From: Mike Galbraith <efault@gmx.de>
To: Peter Zijlstra <peterz@infradead.org>
Cc: Ingo Molnar <mingo@elte.hu>, LKML <linux-kernel@vger.kernel.org>
Subject: Re: [patch] sched: fix b5d9d734 blunder in task_new_fair()
Date: Fri, 27 Nov 2009 12:55:21 +0100 [thread overview]
Message-ID: <1259322921.3878.28.camel@marge.simson.net> (raw)
In-Reply-To: <1259252785.31676.216.camel@laptop>
On Thu, 2009-11-26 at 17:26 +0100, Peter Zijlstra wrote:
> On Sun, 2009-11-22 at 13:07 +0100, Mike Galbraith wrote:
> > @@ -2589,16 +2588,10 @@ void sched_fork(struct task_struct *p, i
> > */
> > p->prio = current->normal_prio;
> >
> > - if (!rt_prio(p->prio))
> > + if (!task_has_rt_policy(p))
> > p->sched_class = &fair_sched_class;
> >
> > -#ifdef CONFIG_SMP
> > - cpu = p->sched_class->select_task_rq(p, SD_BALANCE_FORK, 0);
> > -#endif
> > - local_irq_save(flags);
> > - update_rq_clock(cpu_rq(cpu));
> > - set_task_cpu(p, cpu);
> > - local_irq_restore(flags);
> > + __set_task_cpu(p, cpu);
>
> OK, so I figured out why it was in sched_fork() and not in
> wake_up_new_task().
>
> It is because in sched_fork() the new task isn't in the tasklist yet and
> can therefore not race with any other migration logic.
With no regard to other issues, real or imagined, I can squash my bug in
three ways.
1. double lock runqueues and update both in the migration case, copy
parent and adjust child. Maximally correct, though it's use of
double_lock_balance() looks a little odd. (below)
2. only lock the child, copy the parent, and manually add any unbooked
vruntime before adjusting the child. Not 100% correct, but doesn't add
a double lock, and should also ensure no vruntime gain over the fork.
The child gets a fresh copy, not some dusty old thing that was copied
who knows when, and been who knows where (below 1)
3. ??
sched: fix sched_fair.c::task_new_fair vruntime bug.
b5d9d734 fixed the problem of a forking task's child gaining vruntime..

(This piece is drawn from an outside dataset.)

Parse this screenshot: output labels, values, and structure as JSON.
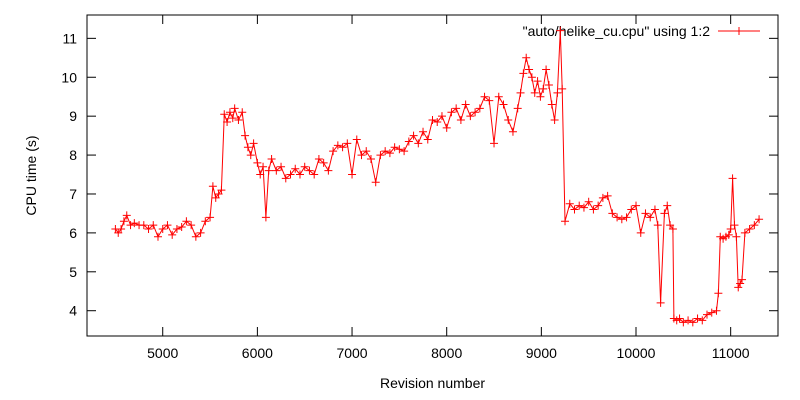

IFF the child/parent shared a runqueue. In the other case, it broke
fairness all to pieces by setting the child's vruntime to whatever task
happened to be current on the child's runqueue at wakeup time. Fix this
by copying the parent's vruntime after adding any unaccounted vruntime,
and adjust for cross cpu offset in the migration case.

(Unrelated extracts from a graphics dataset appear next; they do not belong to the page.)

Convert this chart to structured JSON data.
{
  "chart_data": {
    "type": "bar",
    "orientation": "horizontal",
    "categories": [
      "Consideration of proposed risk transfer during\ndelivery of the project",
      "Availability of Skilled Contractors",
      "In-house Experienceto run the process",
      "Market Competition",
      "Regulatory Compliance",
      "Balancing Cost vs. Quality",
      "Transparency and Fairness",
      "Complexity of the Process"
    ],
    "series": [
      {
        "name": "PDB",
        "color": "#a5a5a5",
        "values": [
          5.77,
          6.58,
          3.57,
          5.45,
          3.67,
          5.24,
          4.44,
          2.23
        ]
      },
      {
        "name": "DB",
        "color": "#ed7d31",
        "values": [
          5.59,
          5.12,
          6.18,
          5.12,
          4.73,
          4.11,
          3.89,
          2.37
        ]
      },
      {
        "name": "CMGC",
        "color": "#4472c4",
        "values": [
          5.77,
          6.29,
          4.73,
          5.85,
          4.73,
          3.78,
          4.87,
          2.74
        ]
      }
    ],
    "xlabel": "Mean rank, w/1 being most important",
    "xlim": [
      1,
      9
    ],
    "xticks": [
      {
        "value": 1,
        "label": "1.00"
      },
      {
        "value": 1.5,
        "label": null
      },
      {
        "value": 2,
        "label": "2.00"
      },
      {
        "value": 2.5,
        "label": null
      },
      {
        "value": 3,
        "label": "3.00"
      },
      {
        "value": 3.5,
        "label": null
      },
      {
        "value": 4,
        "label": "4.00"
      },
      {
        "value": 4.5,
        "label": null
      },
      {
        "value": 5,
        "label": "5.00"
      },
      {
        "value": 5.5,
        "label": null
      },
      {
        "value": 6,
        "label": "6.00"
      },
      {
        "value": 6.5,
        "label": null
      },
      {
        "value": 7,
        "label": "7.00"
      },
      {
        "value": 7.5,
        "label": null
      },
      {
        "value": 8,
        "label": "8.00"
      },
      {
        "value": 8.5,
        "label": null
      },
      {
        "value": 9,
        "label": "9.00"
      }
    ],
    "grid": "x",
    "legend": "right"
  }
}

Signed-off-by: Mike Galbraith <efault@gmx.de>
Cc: Ingo Molnar <mingo@elte.hu>
Cc: Peter Zijlstra <a.p.zijlstra@chello.nl>
LKML-Reference: <new-submission>
---
kernel/sched.c | 8 +++++++-
kernel/sched_fair.c | 25 +++++++++++++++++++------
2 files changed, 26 insertions(+), 7 deletions(-)

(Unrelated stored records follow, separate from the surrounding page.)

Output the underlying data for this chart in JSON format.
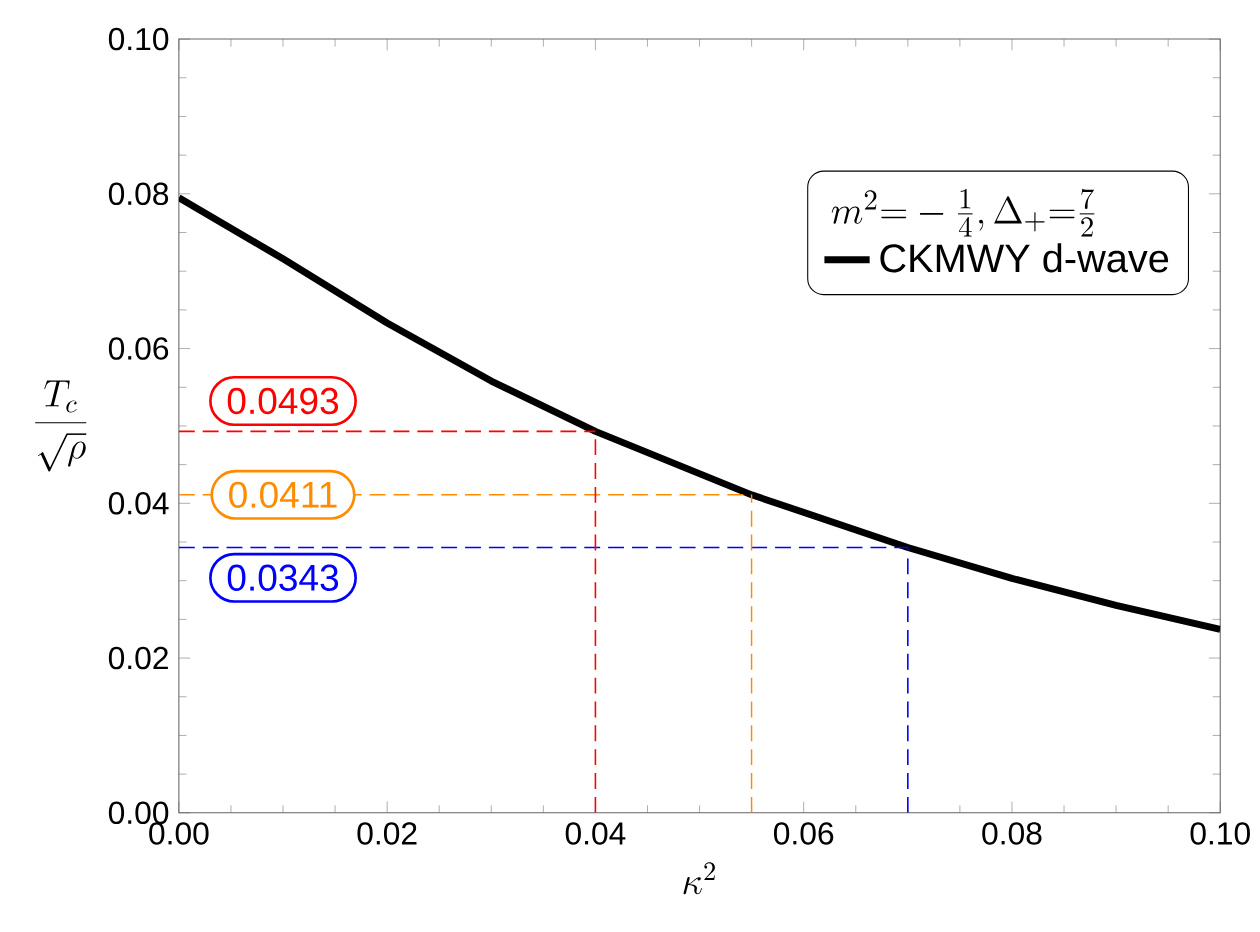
{
  "chart_data": {
    "type": "line",
    "xlabel": "\\kappa^{2}",
    "ylabel": "\\frac{T_c}{\\sqrt{\\rho}}",
    "legend_title": "m^{2}{=}-\\frac{1}{4},\\Delta_{+}{=}\\frac{7}{2}",
    "series": [
      {
        "name": "CKMWY d-wave",
        "color": "#000000",
        "x": [
          0,
          0.01,
          0.02,
          0.03,
          0.04,
          0.055,
          0.07,
          0.08,
          0.09,
          0.1
        ],
        "values": [
          0.0795,
          0.0716,
          0.0633,
          0.0558,
          0.0493,
          0.0411,
          0.0343,
          0.0303,
          0.0268,
          0.0237
        ]
      }
    ],
    "xlim": [
      0,
      0.1
    ],
    "ylim": [
      0,
      0.1
    ],
    "xticks": [
      {
        "value": 0,
        "label": "0.00"
      },
      0.02,
      0.04,
      0.06,
      0.08,
      {
        "value": 0.1,
        "label": "0.10"
      }
    ],
    "yticks": [
      {
        "value": 0,
        "label": "0.00"
      },
      0.02,
      0.04,
      0.06,
      0.08,
      {
        "value": 0.1,
        "label": "0.10"
      }
    ],
    "ref_lines": [
      {
        "axis": "y",
        "value": 0.0493,
        "label": "0.0493",
        "color": "#ff0000",
        "line_style": "dashed"
      },
      {
        "axis": "y",
        "value": 0.0411,
        "label": "0.0411",
        "color": "#ff8c00",
        "line_style": "dashed"
      },
      {
        "axis": "y",
        "value": 0.0343,
        "label": "0.0343",
        "color": "#0000ff",
        "line_style": "dashed"
      },
      {
        "axis": "x",
        "value": 0.04,
        "color": "#ff0000",
        "line_style": "dashed"
      },
      {
        "axis": "x",
        "value": 0.055,
        "color": "#ff8c00",
        "line_style": "dashed"
      },
      {
        "axis": "x",
        "value": 0.07,
        "color": "#0000ff",
        "line_style": "dashed"
      }
    ],
    "legend": "top right",
    "grid": false,
    "marker": "none",
    "line_style": "solid"
  }
}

Index: linux-2.6/kernel/sched_fair.c
===================================================================
--- linux-2.6.orig/kernel/sched_fair.c
+++ linux-2.6/kernel/sched_fair.c
@@ -1925,20 +1925,31 @@ static void task_tick_fair(struct rq *rq
* Share the fairness runtime between parent and child, thus the
* total amount of pressure for CPU stays equal - new tasks
* get a chance to run but frequent forkers are not allowed to
- * monopolize the CPU. Note: the parent runqueue is locked,
- * the child is not running yet.
+ * monopolize the CPU. Note: both child and parent's runqueues are
+ * locked in the migration case, the child is not yet running.
*/
static void task_new_fair(struct rq *rq, struct task_struct *p)
{
struct cfs_rq *cfs_rq = task_cfs_rq(p);
struct sched_entity *se = &p->se, *curr = cfs_rq->curr;
+ struct sched_entity *pse = ¤t->se;
+ struct cfs_rq *old_cfs_rq = cfs_rq_of(pse);
int this_cpu = smp_processor_id();
- sched_info_queued(p);
-
update_curr(cfs_rq);
- if (curr)
- se->vruntime = curr->vruntime;
+
+ /*
+ * If we're not sharing a runqueue, copy the parent's vruntime
+ * after accounting for any yet to be booked vruntime.
+ */
+ if (cfs_rq != old_cfs_rq)
+ update_curr(old_cfs_rq);
+
+ se->vruntime = pse->vruntime;
+
+ if (cfs_rq != old_cfs_rq)
+ se->vruntime -= old_cfs_rq->min_vruntime - cfs_rq->min_vruntime;
+
place_entity(cfs_rq, se, 1);
/* 'curr' will be NULL if the child belongs to a different group */
@@ -1953,6 +1964,8 @@ static void task_new_fair(struct rq *rq,
}
enqueue_task_fair(rq, p, 0);
+
+ sched_info_queued(p);
}
/*
Index: linux-2.6/kernel/sched.c
===================================================================
--- linux-2.6.orig/kernel/sched.c
+++ linux-2.6/kernel/sched.c
@@ -2626,11 +2626,15 @@ void sched_fork(struct task_struct *p, i
void wake_up_new_task(struct task_struct *p, unsigned long clone_flags)
{
unsigned long flags;
- struct rq *rq;
+ struct rq *rq, *this_rq = this_rq();;
rq = task_rq_lock(p, &flags);
BUG_ON(p->state != TASK_RUNNING);
update_rq_clock(rq);
+ if (rq != this_rq) {
+ double_lock_balance(rq, this_rq);
+ update_rq_clock(this_rq);
+ }
if (!p->sched_class->task_new || !current->se.on_rq) {
activate_task(rq, p, 0);
@@ -2648,6 +2652,8 @@ void wake_up_new_task(struct task_struct
if (p->sched_class->task_wake_up)
p->sched_class->task_wake_up(rq, p);
#endif
+ if (rq != this_rq)
+ double_unlock_balance(rq, this_rq);
task_rq_unlock(rq, &flags);
}
sched: fix sched_fair.c::task_new_fair vruntime bug.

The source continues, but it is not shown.